I must admit though, that I've lost the "car gene". I used to be able to identify any car at any distance, at night, from the reflection in puddles on a damp roadway, now I can't differentiate a Mazda from a Merc. There must be something in this reincarnation lark because I'm slowly turning into my Dad.
What a thread, I dragged out the picture of my old Moggie minor, remembered how I lost my virginity in the back of it (with a nurse from Hillingdon Hospital) and how cool it was to have a car at that age, even though it was older than I was. Looking out of my window I see the current teenies olds driving around in flash VWs, Smarts, and three door saloons all under two years old and paid for by the parents. But do they have as much fun as I did? (... Only if they know the nurses at Hillingdon Hospital!)

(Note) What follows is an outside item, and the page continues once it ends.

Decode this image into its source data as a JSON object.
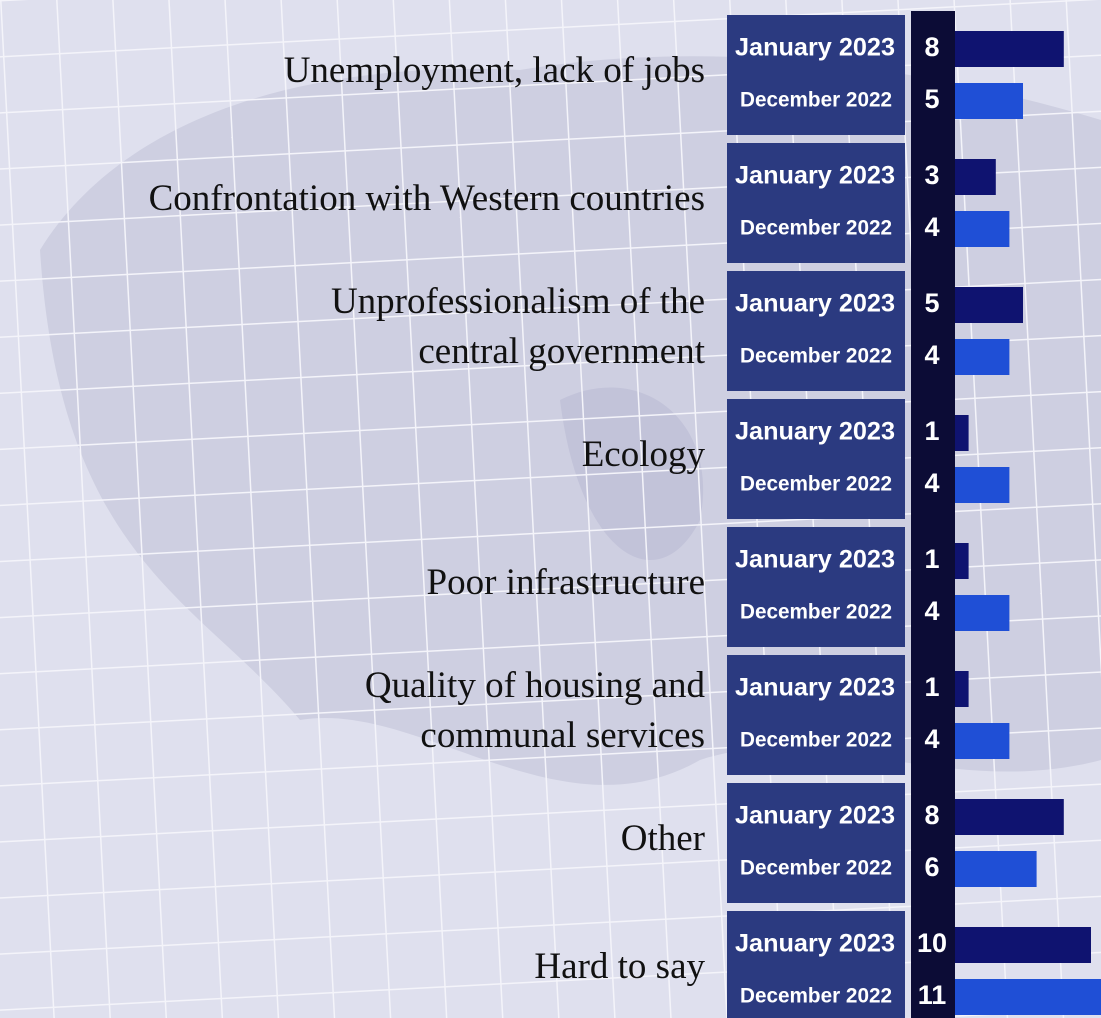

From the age of 18 I drove "company cars". Boring, new, but quite a pull with the girls (I needed all the help I could get). You could always spot mine - red and looking like a porcupine! I was in the radio communications business and used to have carphones and two way radios installed (even in 1977) and the roof and back wings were covered in aerials. I got so bored with what I was driving that I bought the most ridiculous car I could find - a 1969 Oldsmobile Vista Cruiser station-wagon. It had a 350 cu inch V8, hydromatic drive, and could take 10 in relative comfort - 2 bench seats and 4 in the back. Ideal for road trips.
I now own one of the most bizarrely named vehicles - a Mazda Bongo Friendee.
Talking of cars anytime anyone is in brissie and need a set of wheels please advise.